• Extension of Interview Waivers for Visa Applicants
• Bonus Depreciation, Tax Package
NTRA Newsletter
WASHINGTON, D.C.—Welcome to NTRA’s What’s Racing Through Washington newsletter, your one-stop source for all things Thoroughbred racing in Washington, D.C. As we gear up for winter, Congress has a long to-do list in 2024 which could significantly influence our industry. We hope you’ll find the newsletter informative, and we eagerly anticipate further discussions with you on matters affecting the Thoroughbred industry.

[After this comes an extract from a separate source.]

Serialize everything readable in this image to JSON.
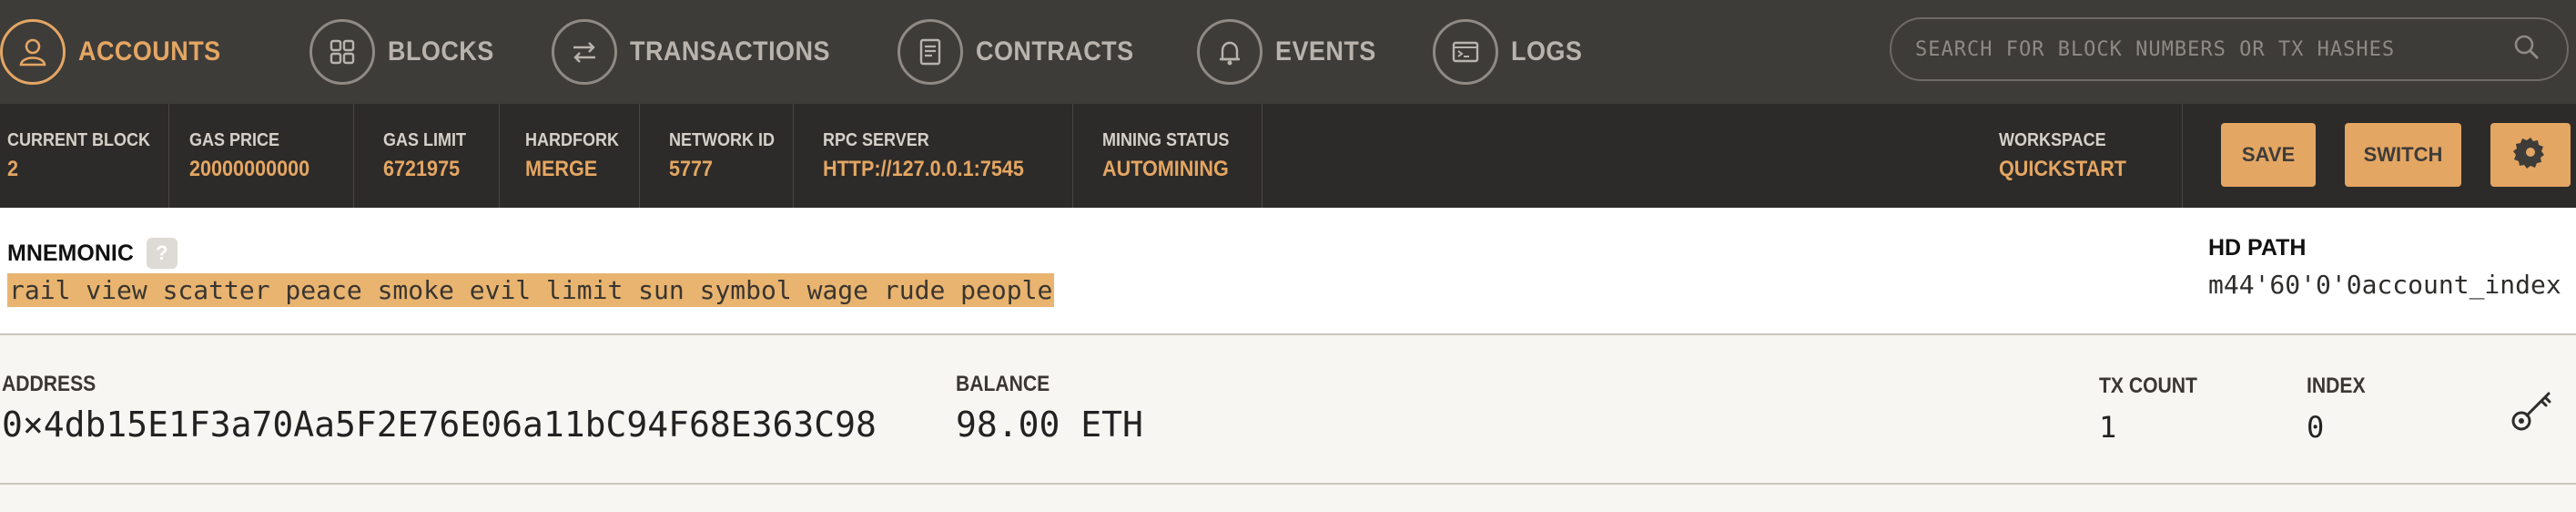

NTRA Appeals to State Department and Department of Homeland Security for Extension of Interview Waivers for Visa Applicants
On November 17, 2023, NTRA joined over 60 other stakeholders in encouraging the Department of State (DOS) and the Department of Homeland Security (DHS) to extend the interview waiver authorities set to expire on December 31, 2023. These authorities allow consular officers to waive in-person interviews for low-risk nonimmigrant visa applicants, reducing wait times and facilitating efficiency. The expiration of these waivers could reverse progress made in reducing visa wait times, causing challenges for businesses, universities, and families. The average wait time for a U.S. consulate visitor visa appointment is currently 25 weeks, with some exceeding two years, leading to significant economic losses for American businesses. Critically, the letter contends that interview waivers do not compromise national security objectives, as they target low-risk applicants with existing biometric information. The waiver criteria exclude individuals with security concerns, ensuring that safety measures are maintained. The letter estimates that 30 percent of nonimmigrant visa applicants could be eligible for interview waivers, and the sudden expiration of these authorities in 2024 would overwhelm consulates, slowing down visa processing and other consular services.
Read the full letter HERE.
2024 Sees Bonus Depreciation Scaling Back to 60%, Yet Momentum Builds for Tax Package
With lawmakers adjourning until January, hopes of securing a tax package before the end of the year have been squashed. Nonetheless, the sentiment on Capitol Hill is very optimistic that there is a willingness to reach an agreement on a tax package early in 2024. House GOP tax writers, eager to renew business tax breaks, sought support from House Speaker Mike Johnson (R-LA) as they navigate fiscal 2024 spending bills. Members of the Ways and Means Committee sent a letter to Johnson stressing the importance of reviving full research and development expensing, more robust interest expense deductions, and full bonus depreciation.
The letter conveyed the committee’s commitment to collaborating with Johnson and the Republican Conference to advance these critical provisions for economic growth. Lawmakers are currently negotiating a deal that combines business credits with enhanced child tax credit provisions. Democrats express a willingness to extend business breaks, provided there is parity with the Child Tax Credit (CTC). While lawmakers urged Johnson to consider advancing these priorities before the year’s end, the omnibus spending bills, which tax legislation might be attached to, are not expected to be addressed until next month at the earliest. The existing legislation funds certain government functions through Jan. 19 and others through Feb. 2.
The letter garnered the signatures of most GOP members of the Ways and Means Committee, excluding Chair Jason Smith (R-MO). This message was sent to Johnson before nearly 150 House GOP lawmakers added their signatures to a similar letter dated Nov. 29. 100% bonus depreciation has been a key economic driver for the equine industry since its enactment in the Tax Cuts and Jobs Act of 2017. With it phasing down to 60% in 2024, NTRA encourages members to consult their tax advisors on how best to utilize this incentive prior to year-end. However, NTRA remains engaged and hopeful that bonus depreciation will be revived to 100% sometime in the first quarter of 2024.